Comparative Example 1

[0039] 100 g of cellulose was mixed with 1000 mL of deionized water, and then cold plasma treatment was performed under atmospheric-pressure air (with treatment time of 60 min, and operating voltage of 140 kV). Obtained oxidized cellulose was washed with deionized water, and suction filtration was carried out.
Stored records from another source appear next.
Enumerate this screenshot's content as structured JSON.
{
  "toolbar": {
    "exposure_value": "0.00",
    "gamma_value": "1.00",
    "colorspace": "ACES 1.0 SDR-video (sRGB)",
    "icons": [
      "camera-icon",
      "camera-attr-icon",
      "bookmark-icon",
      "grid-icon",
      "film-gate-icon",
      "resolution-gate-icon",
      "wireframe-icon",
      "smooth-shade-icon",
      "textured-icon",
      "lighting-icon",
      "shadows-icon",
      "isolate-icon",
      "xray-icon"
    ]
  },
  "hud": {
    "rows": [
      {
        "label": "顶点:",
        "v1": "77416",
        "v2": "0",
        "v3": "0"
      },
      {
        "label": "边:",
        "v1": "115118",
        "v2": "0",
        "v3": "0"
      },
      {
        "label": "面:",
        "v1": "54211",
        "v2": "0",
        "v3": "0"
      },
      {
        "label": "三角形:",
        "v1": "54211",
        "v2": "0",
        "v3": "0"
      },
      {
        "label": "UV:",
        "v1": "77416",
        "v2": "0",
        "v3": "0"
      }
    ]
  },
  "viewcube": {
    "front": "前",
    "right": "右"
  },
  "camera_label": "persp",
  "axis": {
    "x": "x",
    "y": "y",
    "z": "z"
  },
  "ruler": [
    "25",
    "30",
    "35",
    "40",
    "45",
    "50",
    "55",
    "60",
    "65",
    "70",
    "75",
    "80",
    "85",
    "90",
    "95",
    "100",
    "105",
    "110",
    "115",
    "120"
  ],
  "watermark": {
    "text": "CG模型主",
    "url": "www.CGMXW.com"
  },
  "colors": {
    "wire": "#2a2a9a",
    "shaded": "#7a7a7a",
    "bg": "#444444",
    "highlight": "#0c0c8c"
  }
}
Finally, mechanical fibrillation treatment was performed on the oxidized cellulose at a mass fraction of 1% (w/w) by an ultrasonic biomixer (600 W, 90 min) to obtain CNFs with a yield of 55.9%.

Comparative Example 2

[0040] 3 g of FeSO.sub.4 catalyst was dissolved in 1000 mL of deionized water to obtain a FeSO.sub.4 solution, and 100 g of cellulose was mixed with the FeSO.sub.4 solution for 15 min, so that FeSO.sub.4 was immersed into the cellulose, and then cold plasma treatment was performed under atmospheric-pressure air (with treatment time of 60 min, and operating voltage of 140 kV). Obtained oxidized cellulose was washed with deionized water, and suction filtration was carried out. Finally, mechanical fibrillation treatment was performed on the oxidized cellulose at a mass fraction of 1% (w/w) by an ultrasonic biomixer (600 W, 90 min) to obtain CNFs with a yield of 62.1%.

[0041] The above-mentioned examples are preferred embodiments of the present disclosure, but the embodiments of the present disclosure are not limited to the above-mentioned examples. Any other changes, modifications, substitutions, combinations, and simplifications made without departing from the spirit and principles of the present disclosure are intended to be equivalent substitution modes and are intended to be within the scope of protection of the present disclosure.